Under the facts of this case which we must accept as true for purposes of the summary judgment, we cannot say, as a matter of law, that the plaintiff should have discovered that she had suffered an injury due to the defendant's negligence before she received the letter advising her that her case had been dismissed. In this regard it is particularly important that, according to plaintiff's testimony, she called the defendant to find out what was happening, and received assurances that everything was all right and she did not have to show up at the motion hearing. To dismiss this action on summary judgment would be tantamount to holding that a lay person, exercising due diligence, should have immediately mistrusted her attorney and began an independent investigation of his actions, despite his assurances that all was well with her case. We think that reasonable minds could differ on this issue, and, therefore, a genuine issue of fact exists.
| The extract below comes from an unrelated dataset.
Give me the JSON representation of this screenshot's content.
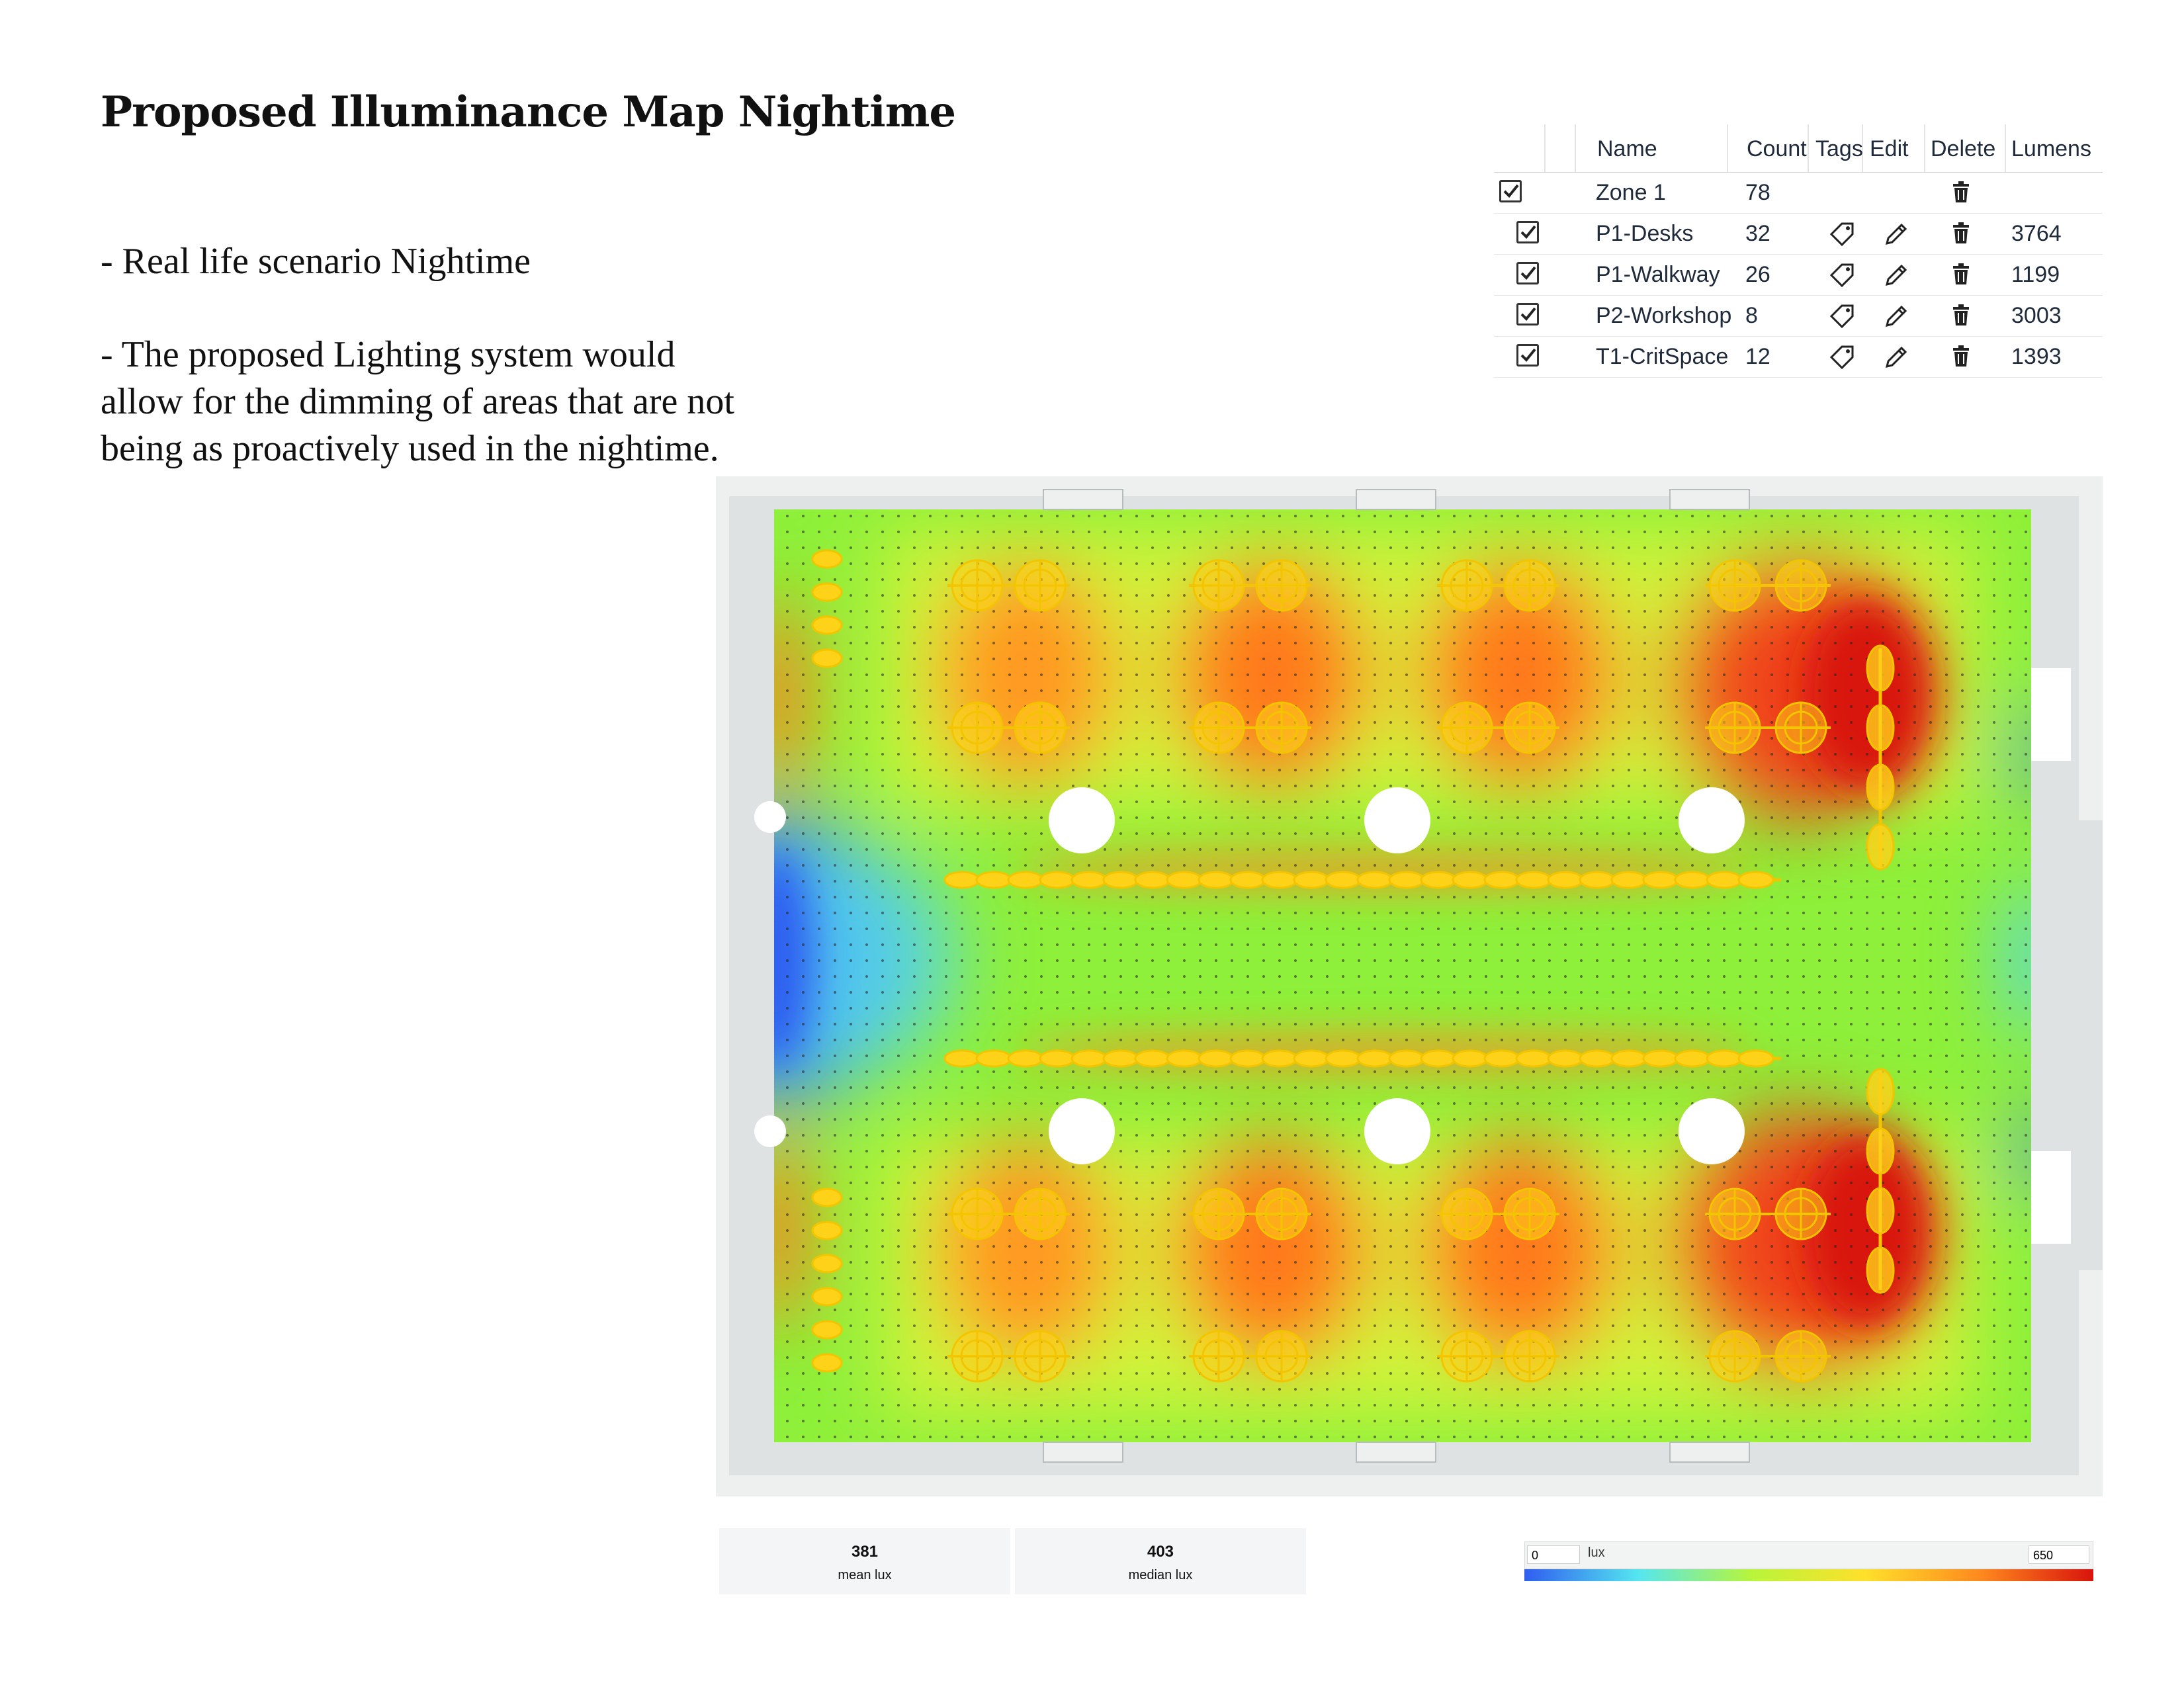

We reverse the judgment of the trial court granting summary judgment in favor of the defendant and remand the case to the trial court. Costs on appeal are assessed to the appellee.
______________________________________ Don T. McMurray, Judge
CONCUR:
______________________________________ Houston M. Goddard, Presiding Judge
______________________________________ Charles D. Susano, Jr., Judge
JUDGMENT
This appeal came on to be heard upon the record from the Circuit Court of Knox County, briefs and argument of counsel. Upon consideration thereof, this Court is of the opinion that there was reversible error in the trial court.
We reverse the judgment of the trial court granting summary judgment in favor of the defendant and remand the case to the trial court. Costs on appeal are assessed to the appellee.